Dutch War of 1672–78

Dutch War of 1672–78

 

the name, in the historical literature, of the war between coalitions of states, led by France on one side and the United Provinces (the Dutch republic) on the other. France, dissatisfied with the results of the War of Devolution of 1667, initiated the war.

This second aggressive war of Louis XIV reflected the French-Dutch colonial and commercial rivalry and the attempt by France to consolidate its hegemony in Europe. France drew England (1670) and Sweden (1672) into the anti-Dutch alliance. In 1672, England began a naval war and France began a land war.. The French army, led by first-class generals (Turenne, Condé, and others), took a series of important Dutch fortresses and advanced deep into the country, directly threatening Amsterdam. The Dutch succeeded in stopping the advancement of the French troops only by opening the sluices of the dikes and flooding part of the country. William III of Orange was placed at the head of the Dutch armed forces.

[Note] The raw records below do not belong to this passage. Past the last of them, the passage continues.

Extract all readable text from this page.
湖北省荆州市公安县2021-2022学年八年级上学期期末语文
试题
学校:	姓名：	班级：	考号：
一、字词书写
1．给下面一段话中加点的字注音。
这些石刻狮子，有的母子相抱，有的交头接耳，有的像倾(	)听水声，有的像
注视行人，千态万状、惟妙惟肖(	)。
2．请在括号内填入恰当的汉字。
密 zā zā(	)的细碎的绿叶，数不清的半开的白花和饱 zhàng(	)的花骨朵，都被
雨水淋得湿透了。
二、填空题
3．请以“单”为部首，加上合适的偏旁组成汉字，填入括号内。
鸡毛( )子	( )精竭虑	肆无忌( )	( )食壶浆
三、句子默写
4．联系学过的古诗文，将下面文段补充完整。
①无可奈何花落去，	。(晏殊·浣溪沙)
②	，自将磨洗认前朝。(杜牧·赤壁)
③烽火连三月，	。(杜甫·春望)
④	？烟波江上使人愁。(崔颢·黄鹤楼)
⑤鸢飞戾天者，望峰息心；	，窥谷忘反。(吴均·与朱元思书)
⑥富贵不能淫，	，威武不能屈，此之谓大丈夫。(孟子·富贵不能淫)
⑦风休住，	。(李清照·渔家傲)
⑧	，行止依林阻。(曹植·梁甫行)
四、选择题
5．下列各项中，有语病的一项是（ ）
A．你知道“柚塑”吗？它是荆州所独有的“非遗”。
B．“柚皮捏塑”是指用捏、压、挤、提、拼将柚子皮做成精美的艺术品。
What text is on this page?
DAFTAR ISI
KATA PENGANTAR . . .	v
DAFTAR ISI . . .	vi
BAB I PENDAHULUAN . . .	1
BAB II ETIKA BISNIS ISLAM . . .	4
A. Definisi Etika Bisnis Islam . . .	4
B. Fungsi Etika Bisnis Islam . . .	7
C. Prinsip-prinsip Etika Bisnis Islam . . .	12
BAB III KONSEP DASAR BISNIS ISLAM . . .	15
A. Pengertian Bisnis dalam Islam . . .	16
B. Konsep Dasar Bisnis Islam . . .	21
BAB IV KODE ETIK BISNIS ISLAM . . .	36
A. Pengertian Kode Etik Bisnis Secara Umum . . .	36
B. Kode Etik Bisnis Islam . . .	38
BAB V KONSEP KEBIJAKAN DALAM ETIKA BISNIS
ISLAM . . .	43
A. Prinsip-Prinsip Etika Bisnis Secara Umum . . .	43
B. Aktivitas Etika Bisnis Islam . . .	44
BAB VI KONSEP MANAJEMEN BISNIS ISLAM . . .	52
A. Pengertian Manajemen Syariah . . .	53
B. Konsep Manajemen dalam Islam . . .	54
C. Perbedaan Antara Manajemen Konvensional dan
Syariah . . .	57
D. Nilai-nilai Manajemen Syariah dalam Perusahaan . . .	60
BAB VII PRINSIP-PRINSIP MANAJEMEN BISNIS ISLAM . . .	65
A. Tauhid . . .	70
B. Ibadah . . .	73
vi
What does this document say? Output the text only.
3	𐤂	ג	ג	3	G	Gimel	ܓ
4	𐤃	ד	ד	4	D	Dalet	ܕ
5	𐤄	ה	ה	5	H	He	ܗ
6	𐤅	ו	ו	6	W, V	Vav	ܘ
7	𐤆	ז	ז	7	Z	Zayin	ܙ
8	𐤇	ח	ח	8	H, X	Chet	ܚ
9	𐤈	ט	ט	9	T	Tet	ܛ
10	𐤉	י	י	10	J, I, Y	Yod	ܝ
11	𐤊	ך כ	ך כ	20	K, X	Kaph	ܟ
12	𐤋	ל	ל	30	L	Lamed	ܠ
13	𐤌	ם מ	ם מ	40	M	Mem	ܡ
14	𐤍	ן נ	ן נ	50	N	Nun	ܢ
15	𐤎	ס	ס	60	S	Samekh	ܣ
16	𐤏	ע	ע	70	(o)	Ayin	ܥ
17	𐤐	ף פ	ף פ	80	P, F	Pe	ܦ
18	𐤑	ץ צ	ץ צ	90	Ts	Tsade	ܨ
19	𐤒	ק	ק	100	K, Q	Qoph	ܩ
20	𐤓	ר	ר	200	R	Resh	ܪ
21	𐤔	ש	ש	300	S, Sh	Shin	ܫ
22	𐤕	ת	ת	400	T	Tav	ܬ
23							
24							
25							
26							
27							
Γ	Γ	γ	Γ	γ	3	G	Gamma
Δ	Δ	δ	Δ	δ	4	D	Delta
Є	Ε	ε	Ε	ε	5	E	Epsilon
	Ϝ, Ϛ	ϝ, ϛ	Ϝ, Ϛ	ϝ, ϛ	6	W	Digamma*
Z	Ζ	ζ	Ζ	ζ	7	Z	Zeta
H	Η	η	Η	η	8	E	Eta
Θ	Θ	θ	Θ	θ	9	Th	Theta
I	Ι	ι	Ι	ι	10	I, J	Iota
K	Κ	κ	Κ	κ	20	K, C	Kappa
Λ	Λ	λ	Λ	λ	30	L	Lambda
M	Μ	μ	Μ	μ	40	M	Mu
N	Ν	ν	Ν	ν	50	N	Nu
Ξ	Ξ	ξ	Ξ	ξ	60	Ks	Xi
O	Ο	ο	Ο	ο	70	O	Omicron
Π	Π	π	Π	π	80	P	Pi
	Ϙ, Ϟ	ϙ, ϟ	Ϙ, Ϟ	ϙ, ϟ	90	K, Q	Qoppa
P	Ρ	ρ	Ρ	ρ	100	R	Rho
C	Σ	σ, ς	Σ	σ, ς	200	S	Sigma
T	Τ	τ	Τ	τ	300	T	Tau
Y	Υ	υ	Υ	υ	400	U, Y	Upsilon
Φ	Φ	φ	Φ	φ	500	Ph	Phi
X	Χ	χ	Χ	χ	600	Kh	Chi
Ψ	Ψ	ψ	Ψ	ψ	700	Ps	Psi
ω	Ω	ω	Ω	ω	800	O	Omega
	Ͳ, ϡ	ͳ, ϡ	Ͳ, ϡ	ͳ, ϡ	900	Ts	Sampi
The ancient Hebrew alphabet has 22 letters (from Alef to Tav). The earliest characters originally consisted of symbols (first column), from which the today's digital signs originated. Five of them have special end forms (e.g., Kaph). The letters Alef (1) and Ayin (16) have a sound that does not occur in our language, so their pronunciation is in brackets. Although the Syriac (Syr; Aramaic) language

A combination of factors compelled Louis XIV to agree to peace (the Peace of Nijmegen of 1678–79): the formation in 1673–74 of an anti-French coalition comprising Holland, Spain, Denmark, the emperor of the Holy Roman Empire, and the majority of the princes of the Empire, including the elector of Brandenburg; England’s departure from the war in 1674; the defeat of the French troops on the Rhine and the victories of the Brandenburg troops over the Swedes in Pomerania; and a wave of popular uprisings in France itself.